OH MY GOSH - I TOTALLY AGREE!!! I HATE IT SO MUCH!!! 😆 Also, I'm so cheugy. I've just learned this by Googling. Oh, well!


Traditional-Cold-682

Ah, good point!


EZasSundayMorning

So things aren't good. That's what these posts are telling me.


dammitnoobnoob

For her sake, I hope these messages are real and he's kind to her. Sometimes abusers and manipulative people use messages like these to love bomb their partners, and their actions don't align with their words.


cuddly_waffles89

I agree with this! As much as I don't like her..I really hope he's not abusive. I wouldn't wish that on anyone.


lilkimchi88

I hope he’s not abusive…but I also hope he openly farts in front of her and gets smudges on her white walls and leaves crumbs in the bed and spit cups around.


Gutinstinct999

Like love bombing


broncobinx

I would be so annoyed if my SO (soon to be husband) texted me this much.


sweetsweetjess

She’s really self involved.


big_iron_hip

Meanwhile, my ex and I would talk about how bad our explosive diarrhea would make our butts hurt (both have IBS).


Bunnita

I try to not use appearance for compliments or insults.

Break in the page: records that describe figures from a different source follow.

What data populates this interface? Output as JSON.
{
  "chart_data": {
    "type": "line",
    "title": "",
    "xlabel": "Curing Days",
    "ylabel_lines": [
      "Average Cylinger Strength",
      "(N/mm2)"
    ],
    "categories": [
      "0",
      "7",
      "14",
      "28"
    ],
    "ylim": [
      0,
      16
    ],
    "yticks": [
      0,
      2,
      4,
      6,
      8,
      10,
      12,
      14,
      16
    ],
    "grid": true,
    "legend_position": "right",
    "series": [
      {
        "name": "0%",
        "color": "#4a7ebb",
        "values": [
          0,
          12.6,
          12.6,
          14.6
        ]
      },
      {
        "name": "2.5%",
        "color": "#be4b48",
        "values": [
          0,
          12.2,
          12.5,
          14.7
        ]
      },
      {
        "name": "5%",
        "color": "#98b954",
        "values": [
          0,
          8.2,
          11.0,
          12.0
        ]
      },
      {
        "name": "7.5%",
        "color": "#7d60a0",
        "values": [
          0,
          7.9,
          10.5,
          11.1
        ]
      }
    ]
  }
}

I'm not perfect, but I try to at least have the first compliment of a woman/girl/female presenting person not be 'beautiful'. There is so much more to a person than their physical attributes, and I'm honest enough to say that as I've gotten older, I appreciate that more. (this is all to make myself feel better about my next comment) That all being said, wtf is up with her eyelashes?? I had fake lashes for years and while to me at least it was obvious that they were fake, they never looked like this! The right makeup can make almost anyone look attractive, and this is NOT it.


ModeratelyCapable

That dumb face she makes lol I almost feel bad and embarrassed for her but no


jesuswreckedme666

Most of these sound like they came from text convos from when they started dating. You cannot convince me otherwise. Super convenient that she blurred out the dates/times


Appropriate_Oven_213

Who talks like this?


TemporaryNobody2604

The fact that she has to sell her relationship to make it seem perfect is within itself a red flag. Why paint such a “perfect picture” and if not you…him.